'Child's Play' (2019) Director on A.I. and Black Friday: "It's Disturbing"
Lars Klevberg, the director of the 'Child's Play' reboot, expresses concerns over our "addiction" to technology and consumerism.
Lars Klevberg is not American. But in making of his reboot of the 1988 slasher film Child’s Play, the director, who hails from Norway, studied YouTube videos of an annual American nightmare: Black Friday shopping.
“It shows a side of us humans that I just think is awful,” Klevberg tells Inverse. “I think it’s disturbing to watch. When it comes to getting bad, shitty products at a low price, people will do everything they can. That makes no sense to me.”
In Child’s Play, in theaters on June 21, Klevberg reimagines Chucky — formerly a doll possessed by a serial killer — for the 21st century as a mascot of consumer greed.
"I watched a lot of Black Friday YouTube videos, and I was amazed how bad people are just to get stupid products."
Now a smart home hub kids can play with, Chucky, voiced by Mark Hamill, is a “Buddi” doll, a mascot of Kaslan Corp. (think Apple, Amazon, and Google rolled into one) with access to everything in the home (your TV, your phones, your lights, and your privacy). Buddi Dolls are the most wanted gift of the season, which Klevberg plays up in shoppers’ mad dash for the latest model.
“I watched a lot of Black Friday YouTube videos, and I was amazed how bad people are just to get stupid products,” Klevberg says. “We pay a nod to that [in the movie], the way crazy people act if they can have a new product before anyone else.
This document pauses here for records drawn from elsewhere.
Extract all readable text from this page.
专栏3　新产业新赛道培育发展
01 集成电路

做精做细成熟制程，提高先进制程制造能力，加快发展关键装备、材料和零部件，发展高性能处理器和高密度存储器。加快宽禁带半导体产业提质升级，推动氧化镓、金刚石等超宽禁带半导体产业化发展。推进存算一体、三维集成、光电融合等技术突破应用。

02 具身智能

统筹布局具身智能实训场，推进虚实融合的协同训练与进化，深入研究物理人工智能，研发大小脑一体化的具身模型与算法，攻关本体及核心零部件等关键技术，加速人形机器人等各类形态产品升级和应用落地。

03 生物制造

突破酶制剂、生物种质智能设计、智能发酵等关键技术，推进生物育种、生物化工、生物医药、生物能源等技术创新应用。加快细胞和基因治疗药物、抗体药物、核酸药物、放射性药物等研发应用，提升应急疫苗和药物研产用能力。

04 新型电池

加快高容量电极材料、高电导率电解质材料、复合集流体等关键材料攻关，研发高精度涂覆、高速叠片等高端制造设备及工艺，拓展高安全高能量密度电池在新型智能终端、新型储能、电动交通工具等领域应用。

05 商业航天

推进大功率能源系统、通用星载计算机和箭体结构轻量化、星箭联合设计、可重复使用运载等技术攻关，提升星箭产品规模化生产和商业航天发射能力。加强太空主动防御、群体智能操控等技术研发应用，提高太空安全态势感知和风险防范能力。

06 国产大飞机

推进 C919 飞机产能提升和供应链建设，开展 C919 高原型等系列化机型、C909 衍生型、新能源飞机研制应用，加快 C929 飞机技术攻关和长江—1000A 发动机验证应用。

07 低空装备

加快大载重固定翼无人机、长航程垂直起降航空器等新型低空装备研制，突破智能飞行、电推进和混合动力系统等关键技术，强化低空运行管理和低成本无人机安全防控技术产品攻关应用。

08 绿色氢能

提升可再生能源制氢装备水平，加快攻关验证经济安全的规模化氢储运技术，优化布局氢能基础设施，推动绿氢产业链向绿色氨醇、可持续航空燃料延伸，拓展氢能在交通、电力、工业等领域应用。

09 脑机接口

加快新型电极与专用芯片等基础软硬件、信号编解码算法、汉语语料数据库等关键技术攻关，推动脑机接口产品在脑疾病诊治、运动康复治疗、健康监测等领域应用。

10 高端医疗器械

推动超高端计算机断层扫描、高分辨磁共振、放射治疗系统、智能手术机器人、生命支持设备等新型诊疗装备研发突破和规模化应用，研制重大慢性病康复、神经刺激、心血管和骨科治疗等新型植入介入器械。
It triggers something in our brain I don’t think is good at all.”
Klevberg doesn’t stop at making Chucky Wi-Fi enabled. For his film, the director explores the scary possibilities of unchecked A.I. and the darker truths about how our toys are assembled. In the reboot, Chucky’s sinister nature is the result of a disgruntled Vietnamese factory working who unlocks Chucky’s safety protocols. The employee then jumps out the window, a reference to the suicide nets outside the Longhua plant in China where Apple products are made.
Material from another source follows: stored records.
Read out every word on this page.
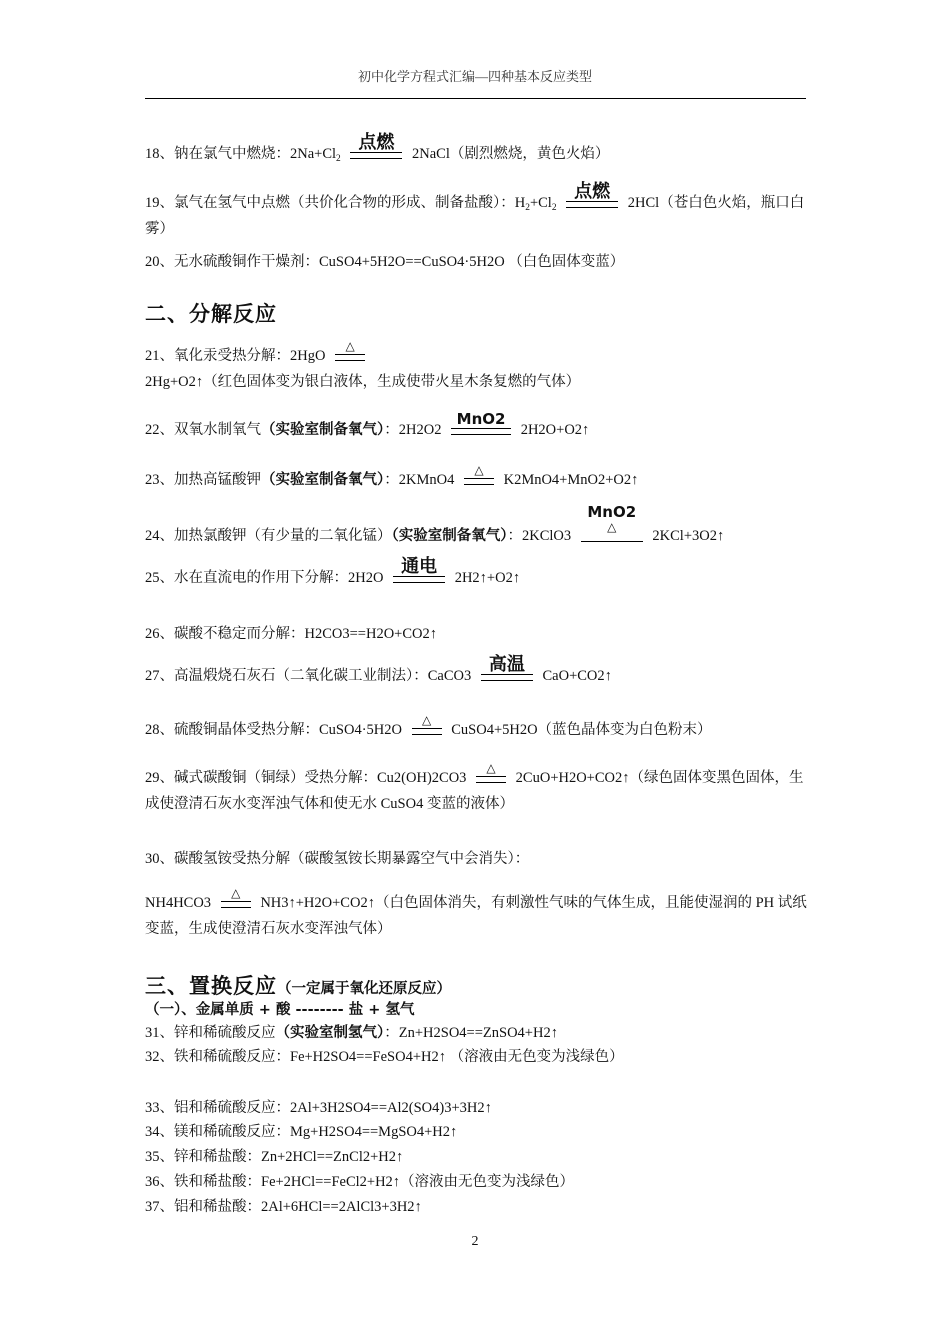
初中化学方程式汇编—四种基本反应类型
18、钠在氯气中燃烧：$2Na+Cl_2$
点燃
2NaCl（剧烈燃烧，黄色火焰）
19、氯气在氢气中点燃（共价化合物的形成、制备盐酸）：$H_2+Cl_2$
点燃
2HCl（苍白色火焰，瓶口白雾）
20、无水硫酸铜作干燥剂：CuSO4+5H2O==CuSO4·5H2O （白色固体变蓝）
二、分解反应
21、氧化汞受热分解：2HgO
△
2Hg+O2↑（红色固体变为银白液体，生成使带火星木条复燃的气体）
22、双氧水制氧气（实验室制备氧气）：2H2O2
MnO2
2H2O+O2↑
23、加热高锰酸钾（实验室制备氧气）：2KMnO4
△
K2MnO4+MnO2+O2↑
24、加热氯酸钾（有少量的二氧化锰）（实验室制备氧气）：2KClO3
MnO2
△
2KCl+3O2↑
25、水在直流电的作用下分解：2H2O
通电
2H2↑+O2↑
26、碳酸不稳定而分解：H2CO3==H2O+CO2↑
27、高温煅烧石灰石（二氧化碳工业制法）：CaCO3
高温
CaO+CO2↑
28、硫酸铜晶体受热分解：CuSO4·5H2O
△
CuSO4+5H2O（蓝色晶体变为白色粉末）
29、碱式碳酸铜（铜绿）受热分解：Cu2(OH)2CO3
△
2CuO+H2O+CO2↑（绿色固体变黑色固体，生成使澄清石灰水变浑浊气体和使无水 CuSO4 变蓝的液体）
30、碳酸氢铵受热分解（碳酸氢铵长期暴露空气中会消失）：
NH4HCO3
△
NH3↑+H2O+CO2↑（白色固体消失，有刺激性气味的气体生成，且能使湿润的 PH 试纸变蓝，生成使澄清石灰水变浑浊气体）
三、置换反应（一定属于氧化还原反应）
（一）、金属单质 + 酸 -------- 盐 + 氢气
31、锌和稀硫酸反应（实验室制氢气）：Zn+H2SO4==ZnSO4+H2↑
32、铁和稀硫酸反应：Fe+H2SO4==FeSO4+H2↑ （溶液由无色变为浅绿色）
33、铝和稀硫酸反应：2Al+3H2SO4==Al2(SO4)3+3H2↑
34、镁和稀硫酸反应：Mg+H2SO4==MgSO4+H2↑
35、锌和稀盐酸：Zn+2HCl==ZnCl2+H2↑
36、铁和稀盐酸：Fe+2HCl==FeCl2+H2↑（溶液由无色变为浅绿色）
37、铝和稀盐酸：2Al+6HCl==2AlCl3+3H2↑
2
Everything about Child’s Play encapsulates Klevberg’s fears of the next decade, from the rapid evolution of artificial intelligence to his horror at the conditions of consumer tech factories in Asia.
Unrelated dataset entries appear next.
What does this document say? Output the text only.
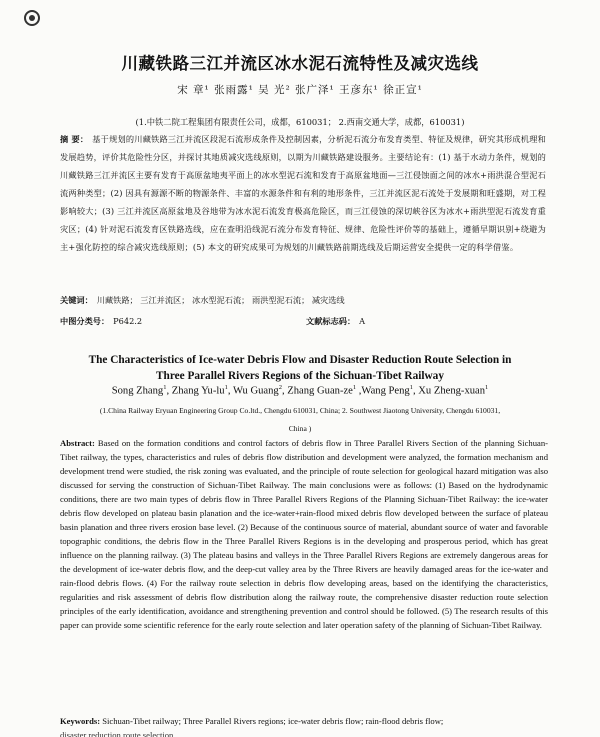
川藏铁路三江并流区冰水泥石流特性及减灾选线
宋 章¹ 张雨露¹ 吴 光² 张广泽¹ 王彦东¹ 徐正宣¹
(1.中铁二院工程集团有限责任公司，成都，610031； 2.西南交通大学，成都，610031)
摘 要： 基于规划的川藏铁路三江并流区段泥石流形成条件及控制因素，分析泥石流分布发育类型、特征及规律，研究其形成机理和发展趋势，评价其危险性分区，并探讨其地质减灾选线原则，以期为川藏铁路建设服务。主要结论有：(1) 基于水动力条件，规划的川藏铁路三江并流区主要有发育于高原盆地夷平面上的冰水型泥石流和发育于高原盆地面—三江侵蚀面之间的冰水+雨洪混合型泥石流两种类型；(2) 因具有源源不断的物源条件、丰富的水源条件和有利的地形条件，三江并流区泥石流处于发展期和旺盛期，对工程影响较大；(3) 三江并流区高原盆地及谷地带为冰水泥石流发育极高危险区，而三江侵蚀的深切峡谷区为冰水+雨洪型泥石流发育重灾区；(4) 针对泥石流发育区铁路选线，应在查明沿线泥石流分布发育特征、规律、危险性评价等的基础上，遵循早期识别+绕避为主+强化防控的综合减灾选线原则；(5) 本文的研究成果可为规划的川藏铁路前期选线及后期运营安全提供一定的科学借鉴。
关键词： 川藏铁路； 三江并流区； 冰水型泥石流； 雨洪型泥石流； 减灾选线
中图分类号： P642.2	文献标志码： A
The Characteristics of Ice-water Debris Flow and Disaster Reduction Route Selection in
Three Parallel Rivers Regions of the Sichuan-Tibet Railway
Song Zhang$^1$, Zhang $Yu-lu^1$, Wu Guang$^2$, Zhang Guan-$ze^1$ ,Wang Peng$^1$, Xu Zheng-xuan$^1$
(1.China Railway Eryuan Engineering Group Co.ltd., Chengdu 610031, China; 2. Southwest Jiaotong University, Chengdu 610031,
China )
Abstract: Based on the formation conditions and control factors of debris flow in Three Parallel Rivers Section of the planning Sichuan-Tibet railway, the types, characteristics and rules of debris flow distribution and development were analyzed, the formation mechanism and development trend were studied, the risk zoning was evaluated, and the principle of route selection for geological hazard mitigation was also discussed for serving the construction of Sichuan-Tibet Railway. The main conclusions were as follows: (1) Based on the hydrodynamic conditions, there are two main types of debris flow in Three Parallel Rivers Regions of the Planning Sichuan-Tibet Railway: the ice-water debris flow developed on plateau basin planation and the ice-water+rain-flood mixed debris flow developed between the surface of plateau basin planation and three rivers erosion base level. (2) Because of the continuous source of material, abundant source of water and favorable topographic conditions, the debris flow in the Three Parallel Rivers Regions is in the developing and prosperous period, which has great influence on the planning railway. (3) The plateau basins and valleys in the Three Parallel Rivers Regions are extremely dangerous areas for the development of ice-water debris flow, and the deep-cut valley area by the Three Rivers are heavily damaged areas for the ice-water and rain-flood debris flows. (4) For the railway route selection in debris flow developing areas, based on the identifying the characteristics, regularities and risk assessment of debris flow distribution along the railway route, the comprehensive disaster reduction route selection principles of the early identification, avoidance and strengthening prevention and control should be followed. (5) The research results of this paper can provide some scientific reference for the early route selection and later operation safety of the planning of Sichuan-Tibet Railway.
Keywords: Sichuan-Tibet railway; Three Parallel Rivers regions; ice-water debris flow; rain-flood debris flow;
disaster reduction route selection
“It’s basically every product,” Klevberg says, “You get a toy from made in China or somewhere in Asia, and sitting here in our comfortable rooms, our kids play with it for five minutes and toss it away to get something new. But a lot of those toys are being manufactured in factories that have human costs.”
Adds Klevberg, “You have factories in Asia where they put up nets so if people want to jump and commit suicide, they catch them and put them back to work. We play up that absurdity. We’re eager to get the new toy but you have no idea what the human sacrifices are to create those toys. It’s this never ending loop of consumerism and human loss that I think is interesting. This is the world we’re living in.”
All the while, Klevberg is quick to admit his own participation, expressing his smartphone addiction. “You’re addicted to your iPhone because it has everything you need at a finger swipe. I share that addiction on many levels.”
On A.I., which also plays a major role in Child’s Play, Klevberg predicts that it “will impact us in ways you cannot imagine.”
“Technology, in general, helps us,” he says. “It’s more positive than negative. When that technology turns against us, then I think it’s horrifying.”
It sounds like Klevberg is talking about the Terminator, but he’s actually expressing a sentiment shared by SpaceX Founder and CEO Elon Musk that “artificial intelligence is way worse than the nuclear bomb.”
“You gotta stop and hold a little to see exactly what we’re doing,” Klevberg warns. “You have China, USA, and Russia still competing to create A.I. Whoever controls A.I. controls the world. That’s how I see technology.”